Nsuukidem had been dying her whole life. The physician who deposited that truth bomb in her parents’ laps was bursting with justifications for why their newborn could never get better, unsatisfactory explanations because, as she understood it, everyone else was dying too. Just slower and in less inconvenient ways.

The illness that would be her ruination unfurled into its full potential, an indignant caterpillar evolving into an angrier butterfly. All this arrhythmic pique spilled in the lower chamber of her heart a decade ago. She was twelve and refused to count the candles on the peppy stack of red velvet pancakes commemorating her mortality. How many more candles would she blow out before she died?

The birthday candles inflamed her, ire ballooning inside her body until she passed out face first on the smug pancakes, an ensemble of screams from her mother, aunties, and cousins escorting her into unconsciousness. The icing and whipped cream dusting her cheeks oiled that unpleasant memory with some sweetness at least.

How she’d squeezed years out of her conscientiously unreliable heart was a mystery to her family. She did not try hard to stay alive, no harder than the average person. But don’t be fooled. It was a stubborn game of will and wits between her and death. Her nonchalance was the line in the sand, lulling ephemerality into a false sense of complacency. The lack of enthusiasm would trick her heart into tinkering along.

As it turns out, nothing is more enduring than death itself. It all came down to one final “cardiac episode,” such a tidy phrase for the violent attack on her continued health.

Nsuukidem’s father grew the loveliest garden behind their house, a cornucopia of scent and color. She wanted to hate the garden and the flowers her father nursed from stinking manure and diminutive seeds because they would outlive her. But peace is a hard thing to hate.

Her father’s green sanctuary stewed a calm in her like no other remedy. Iodine tablets went down her gullet smoother if she swallowed them by the row of calla lilies skirting the garden’s perimeter. The annoying beeping sound the EKG monitor on her arm made became birdsong.

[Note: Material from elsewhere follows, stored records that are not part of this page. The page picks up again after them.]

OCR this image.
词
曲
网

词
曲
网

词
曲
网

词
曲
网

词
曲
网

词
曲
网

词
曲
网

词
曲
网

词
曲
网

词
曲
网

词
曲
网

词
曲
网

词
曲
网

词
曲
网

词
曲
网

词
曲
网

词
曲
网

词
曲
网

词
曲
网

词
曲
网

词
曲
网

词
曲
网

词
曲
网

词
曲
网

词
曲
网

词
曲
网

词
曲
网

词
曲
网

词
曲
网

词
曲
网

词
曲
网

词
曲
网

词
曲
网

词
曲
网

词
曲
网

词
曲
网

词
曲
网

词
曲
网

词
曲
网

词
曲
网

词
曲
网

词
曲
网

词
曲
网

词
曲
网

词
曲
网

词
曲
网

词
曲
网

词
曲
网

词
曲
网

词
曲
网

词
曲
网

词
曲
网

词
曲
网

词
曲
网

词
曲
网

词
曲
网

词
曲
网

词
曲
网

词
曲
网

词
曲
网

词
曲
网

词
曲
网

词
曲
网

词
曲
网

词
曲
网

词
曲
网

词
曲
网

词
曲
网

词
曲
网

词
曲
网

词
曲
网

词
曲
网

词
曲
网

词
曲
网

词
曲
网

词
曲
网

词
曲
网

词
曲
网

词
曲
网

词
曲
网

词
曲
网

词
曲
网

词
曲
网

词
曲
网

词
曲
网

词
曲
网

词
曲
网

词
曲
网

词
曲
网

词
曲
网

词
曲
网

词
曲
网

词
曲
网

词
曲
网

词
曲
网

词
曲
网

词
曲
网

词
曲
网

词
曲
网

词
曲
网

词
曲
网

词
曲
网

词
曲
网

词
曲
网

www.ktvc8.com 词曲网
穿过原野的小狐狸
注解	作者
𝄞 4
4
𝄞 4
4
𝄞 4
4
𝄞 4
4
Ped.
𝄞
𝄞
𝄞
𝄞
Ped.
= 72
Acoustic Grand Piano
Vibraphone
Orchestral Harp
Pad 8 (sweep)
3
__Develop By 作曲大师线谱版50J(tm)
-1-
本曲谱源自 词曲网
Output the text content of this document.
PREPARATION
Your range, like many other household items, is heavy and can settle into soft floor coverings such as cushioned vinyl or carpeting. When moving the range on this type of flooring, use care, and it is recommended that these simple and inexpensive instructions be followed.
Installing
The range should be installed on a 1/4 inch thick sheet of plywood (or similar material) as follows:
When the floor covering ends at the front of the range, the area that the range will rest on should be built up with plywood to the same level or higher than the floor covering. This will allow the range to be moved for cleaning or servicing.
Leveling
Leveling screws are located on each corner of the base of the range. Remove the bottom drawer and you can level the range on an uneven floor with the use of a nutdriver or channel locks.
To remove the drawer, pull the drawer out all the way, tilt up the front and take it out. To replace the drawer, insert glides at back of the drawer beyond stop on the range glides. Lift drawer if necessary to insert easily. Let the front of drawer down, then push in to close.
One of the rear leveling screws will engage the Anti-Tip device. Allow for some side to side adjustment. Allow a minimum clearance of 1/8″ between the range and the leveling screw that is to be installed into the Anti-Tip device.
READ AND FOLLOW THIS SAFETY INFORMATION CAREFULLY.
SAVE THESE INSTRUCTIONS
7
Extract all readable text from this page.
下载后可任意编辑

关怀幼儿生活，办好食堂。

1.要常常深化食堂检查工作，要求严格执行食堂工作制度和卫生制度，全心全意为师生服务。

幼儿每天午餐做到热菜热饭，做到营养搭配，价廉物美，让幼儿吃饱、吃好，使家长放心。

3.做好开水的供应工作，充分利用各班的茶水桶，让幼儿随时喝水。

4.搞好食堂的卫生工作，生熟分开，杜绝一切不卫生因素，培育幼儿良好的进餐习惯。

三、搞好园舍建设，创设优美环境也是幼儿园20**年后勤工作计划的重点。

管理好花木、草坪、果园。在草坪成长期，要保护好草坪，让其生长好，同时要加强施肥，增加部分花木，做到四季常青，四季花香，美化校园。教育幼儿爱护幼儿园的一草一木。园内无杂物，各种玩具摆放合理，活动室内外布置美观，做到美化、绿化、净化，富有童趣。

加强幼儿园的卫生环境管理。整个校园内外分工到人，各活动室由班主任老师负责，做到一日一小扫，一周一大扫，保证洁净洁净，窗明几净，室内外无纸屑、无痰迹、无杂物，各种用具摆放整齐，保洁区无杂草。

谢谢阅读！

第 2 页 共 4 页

Picture her, twenty-two and wan, a muddy apron covering the front of her denim overalls, bubblegum pink mini shears poking out of the comically large apron pockets, and her braids sitting high on her head, held in place by an old bandana.

There are uglier ways and places to die.

Her passing was a little like the episode on her twelfth birthday, with the screams that this time started in the house and then all of a sudden close to her right ear, which she found was wedged to the crumbly earth. The mouthful of dirt she inhaled tasted sharp and surprisingly a little sugary, considering that it was previously underneath her weathered gardening trainers.

She focused on the stretch of potted bee orchids she was watering before the pain dilated in her chest and methodically counted as many as she could, stopping at twenty-three. Yes, there are uglier places to die.

Wasn’t it something, she thought as she slipped into entombing silence, wasn’t it something to do away with corporeality in a place so mindful of life and decay and fruitful abandon? She hoped, a tiny bit, that she would be left there when she turned to leather and rot.